Yes! Many children express their gender identity as soon as they can talk, but people can realize their gender identity at any age. Some adolescents have stress around puberty related to gender identity, as their bodies change in ways that may not match their internal feeling of gender (development of breasts, for example, in a person that identifies as a man). It’s also important to know that gender identity may change or be fluid for some people. And don’t forget that gender is complicated and comes from inside, so a kid playing with toys that are typically thought of as for the opposite sex may or may not be transgender… or may be a girl that loves to play with trucks!
What is it like to be transgender?
How people experience gender – whether transgender or cisgender – is different for everyone. We do know, however, that many transgender people experience unjust discrimination, stigma and lack of social support. Some transgender people also experience gender dysphoria, which is distress around physical characteristics (such as breasts or genitals) that don’t match their gender identity. All of these elements are thought to be the reason that transgender people have shockingly high rates of suicide attempt (as high as 41 percent) as well as higher rates of substance use, dropping out of school and unemployment. Again, these disparities are thought to be due to the stress from gender dysphoria and from discrimination that transgender people face, and are not from their specific gender identity.

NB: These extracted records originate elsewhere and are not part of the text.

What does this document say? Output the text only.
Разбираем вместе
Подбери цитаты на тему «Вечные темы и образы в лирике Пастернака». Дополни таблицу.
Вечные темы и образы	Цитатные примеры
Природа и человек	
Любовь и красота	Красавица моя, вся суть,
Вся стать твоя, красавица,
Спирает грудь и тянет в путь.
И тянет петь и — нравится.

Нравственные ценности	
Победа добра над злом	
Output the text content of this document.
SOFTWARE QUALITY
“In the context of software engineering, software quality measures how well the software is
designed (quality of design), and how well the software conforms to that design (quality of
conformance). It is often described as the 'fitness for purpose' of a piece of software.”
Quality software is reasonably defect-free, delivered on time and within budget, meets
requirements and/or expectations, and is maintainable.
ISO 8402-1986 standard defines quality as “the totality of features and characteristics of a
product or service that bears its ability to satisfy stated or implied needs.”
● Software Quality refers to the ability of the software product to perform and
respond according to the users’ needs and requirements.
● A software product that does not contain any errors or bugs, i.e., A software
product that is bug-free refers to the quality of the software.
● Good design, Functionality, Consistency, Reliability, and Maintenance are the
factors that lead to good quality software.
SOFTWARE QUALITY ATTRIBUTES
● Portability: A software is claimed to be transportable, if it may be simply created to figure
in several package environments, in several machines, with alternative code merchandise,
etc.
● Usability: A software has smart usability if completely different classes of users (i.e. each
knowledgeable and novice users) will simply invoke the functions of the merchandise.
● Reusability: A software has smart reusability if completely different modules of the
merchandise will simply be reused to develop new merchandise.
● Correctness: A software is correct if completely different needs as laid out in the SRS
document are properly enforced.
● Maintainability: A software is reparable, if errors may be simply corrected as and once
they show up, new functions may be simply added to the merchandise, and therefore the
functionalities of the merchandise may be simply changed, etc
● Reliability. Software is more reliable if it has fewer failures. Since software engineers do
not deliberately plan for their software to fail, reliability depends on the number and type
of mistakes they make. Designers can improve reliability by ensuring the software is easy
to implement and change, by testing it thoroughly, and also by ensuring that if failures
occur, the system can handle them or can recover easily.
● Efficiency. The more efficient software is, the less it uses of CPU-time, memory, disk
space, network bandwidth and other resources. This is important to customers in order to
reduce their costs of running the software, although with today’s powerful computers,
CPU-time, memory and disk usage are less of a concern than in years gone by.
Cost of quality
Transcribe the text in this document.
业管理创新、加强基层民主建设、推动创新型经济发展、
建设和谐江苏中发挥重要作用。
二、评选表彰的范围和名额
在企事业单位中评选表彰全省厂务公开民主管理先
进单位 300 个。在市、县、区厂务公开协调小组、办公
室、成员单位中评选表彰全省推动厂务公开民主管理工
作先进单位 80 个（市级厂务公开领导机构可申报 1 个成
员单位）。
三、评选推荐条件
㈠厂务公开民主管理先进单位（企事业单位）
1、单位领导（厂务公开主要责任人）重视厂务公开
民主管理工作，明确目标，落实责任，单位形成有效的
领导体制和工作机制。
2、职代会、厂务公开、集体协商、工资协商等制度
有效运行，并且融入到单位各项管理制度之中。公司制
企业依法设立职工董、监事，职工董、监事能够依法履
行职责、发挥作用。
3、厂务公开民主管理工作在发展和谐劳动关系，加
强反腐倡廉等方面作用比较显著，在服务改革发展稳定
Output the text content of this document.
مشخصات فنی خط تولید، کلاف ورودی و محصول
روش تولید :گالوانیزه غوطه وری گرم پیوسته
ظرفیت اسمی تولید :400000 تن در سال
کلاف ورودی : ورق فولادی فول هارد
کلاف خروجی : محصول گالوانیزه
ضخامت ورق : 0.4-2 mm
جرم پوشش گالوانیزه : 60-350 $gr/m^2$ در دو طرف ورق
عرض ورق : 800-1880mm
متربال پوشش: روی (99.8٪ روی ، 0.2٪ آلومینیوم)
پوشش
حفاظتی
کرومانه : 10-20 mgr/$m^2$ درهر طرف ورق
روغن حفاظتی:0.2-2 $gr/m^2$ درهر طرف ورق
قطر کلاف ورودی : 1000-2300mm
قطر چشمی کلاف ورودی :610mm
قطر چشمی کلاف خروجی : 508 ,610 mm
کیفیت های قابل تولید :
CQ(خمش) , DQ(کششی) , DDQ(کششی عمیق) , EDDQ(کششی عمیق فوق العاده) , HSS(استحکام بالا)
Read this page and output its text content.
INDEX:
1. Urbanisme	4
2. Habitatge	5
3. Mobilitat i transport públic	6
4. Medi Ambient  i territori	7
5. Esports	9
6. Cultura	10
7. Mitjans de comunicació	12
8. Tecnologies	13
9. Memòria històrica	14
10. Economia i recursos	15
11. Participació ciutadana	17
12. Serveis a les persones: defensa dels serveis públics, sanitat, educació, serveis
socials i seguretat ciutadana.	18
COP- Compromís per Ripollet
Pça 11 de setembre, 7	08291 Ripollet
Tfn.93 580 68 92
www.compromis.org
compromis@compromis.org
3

As more transgender people talk about their experiences publicly and as we gather more scientific evidence about gender, it’s clear that the range of gender identities is normal and that fighting stigma and working toward support of transgender people will help address the risks that they currently face.
I want to learn more! What are some good resources?
There’s so much more to say about gender identity and ways to support trans folks in their health and wellness! There are many great references out there, but here are a few to get you started:
- American Family Children’s Hospital Pediatric and Adolescent Transgender Health (PATH) Clinic: Information about our clinic for trans kids with lots of resources for kids, parents and other community members!
- Jazz’s Story (20/20): A series of interviews by Barbara Walters with Jazz, a transgender teen.
- UCSF Center for Excellence for Transgender Health: Information and resources about transgender health.
- GLAAD Transgender 101: Terms, resources, and tips for allies.
* It’s important to acknowledge that sex can’t always be sorted easily into male or female. People with intersex conditions, or disorders of sex differentiation, may have some characteristics considered male and others considered female (such as having testicles internally while having a vagina and breast development with puberty).